Gıda sektöründe destek verdiğiniz projeyle ilgili detay verebilir misiniz?

Gıda sektöründe faaliyet gösteren bir firmada, delta robot uygulaması devreye aldık. 4 tane delta robot, 2 tane konveyör, kamera sistemi ile gıda sektöründe bisküvi gibi bir malzemenin geldiği hat var ve bunların paketlenmesi yapılıyor. Paketlerin yerlerine konulup paketleme makinasına gönderilmesi için 4 adet robot kullanıldı. Bu hatta çalışan 20’den fazla kişi ise, uzmanlıkları doğrultusunda farklı alanlara kaydırıldı ve bir fayda sağlandı. Kamerayla parçaları alırken boş paket gitmemesi ve kontrol ettiği parçaların düzgün olup olmadığı kontörlü yapıldı ve bu şekilde kalite artırımı da sağladık. Robotta 3 vardiya çalışır hale geldi. Pick and place uygulamalarında kullandığımız bir teknolojimiz var. Hattan parçalar geliyor, kamera fotoğraf çekiyor. Özellikle birden fazla robotlarda kullanılan bir sistem bu. Mesela 50 tane parçanın fotoğrafını çekti ve bu konveyörden geliyor. Orada bölümlendirmeler, sıralama yapılıyor. İki robotta aynı parçayı almaması için “Birinci robot hangisini, ikinci robot hangisi alacak?” gibi optimum değerlendirmeler yapılıyor. Bu doğrultuda parçanın geliş hızına göre gidip-gidemeyeceğini hesaplayıp diğer parçaya yönelebiliyor. 

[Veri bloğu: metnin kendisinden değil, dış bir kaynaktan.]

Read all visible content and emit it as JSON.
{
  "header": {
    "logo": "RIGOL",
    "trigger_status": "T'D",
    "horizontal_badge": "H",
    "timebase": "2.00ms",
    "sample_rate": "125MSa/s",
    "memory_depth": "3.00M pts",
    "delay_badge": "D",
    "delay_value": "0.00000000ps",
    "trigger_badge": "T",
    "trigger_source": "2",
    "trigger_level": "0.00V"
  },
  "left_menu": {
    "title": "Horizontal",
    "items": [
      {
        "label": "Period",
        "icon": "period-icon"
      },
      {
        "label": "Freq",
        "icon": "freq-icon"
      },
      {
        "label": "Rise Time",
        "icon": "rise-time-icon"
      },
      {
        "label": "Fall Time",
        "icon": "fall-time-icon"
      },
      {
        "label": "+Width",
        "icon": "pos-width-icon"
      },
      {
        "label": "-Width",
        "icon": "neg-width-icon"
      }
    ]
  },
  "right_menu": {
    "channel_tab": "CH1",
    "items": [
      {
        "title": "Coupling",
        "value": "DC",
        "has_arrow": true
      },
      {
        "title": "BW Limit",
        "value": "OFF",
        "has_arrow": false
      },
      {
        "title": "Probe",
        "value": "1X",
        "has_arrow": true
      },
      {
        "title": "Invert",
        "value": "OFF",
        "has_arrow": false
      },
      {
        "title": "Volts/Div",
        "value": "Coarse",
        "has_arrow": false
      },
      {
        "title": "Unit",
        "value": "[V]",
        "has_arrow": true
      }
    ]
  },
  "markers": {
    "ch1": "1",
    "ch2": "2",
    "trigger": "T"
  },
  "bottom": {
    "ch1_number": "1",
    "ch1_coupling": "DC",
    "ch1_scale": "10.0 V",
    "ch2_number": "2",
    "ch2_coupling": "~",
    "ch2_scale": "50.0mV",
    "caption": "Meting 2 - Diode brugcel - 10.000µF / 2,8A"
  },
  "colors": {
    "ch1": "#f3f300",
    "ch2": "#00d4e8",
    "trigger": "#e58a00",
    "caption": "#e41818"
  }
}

Gelecek dönem hedefleriniz ve beklentileriniz nelerdir?

Yaskawa olarak büyümeyi hedefliyoruz. Avrupa’da yaptığımız robot fabrikası gibi yatırımlarda bunu destekliyor. Mekatronikte dijitalleşme konusunda ciddi çalışmalarımız var. Yıl içerisinde açtığımız Orhanlı’daki uygulama alanımızla bunu gösteriyoruz. Total Solution ile ileride artan oranda katma değer sağlayacağımızı ve giderek yaygınlaşacağını düşünüyorum. Ar-Ge çalışmalarımızı artırmayı planlıyoruz. Yaskawa YRC1000 ile bir atak yaptı ve bu atakla sadece kendini değil, aynı zamanda müşteriyi de kollamaya başladı. Aynı robot içerisinde aynı motorları kullanmaya ve müşteriyi yedek parça anlamında daha az stok maliyetine yöneltti. Örnek olarak, kablaj teknolojisinde drop-tech teknolojisi kullanarak tek kabloya düştü. Robotlu manipülatör arasındaki bakım saatlerini artırdı ve büyük bir avantaj sağladı.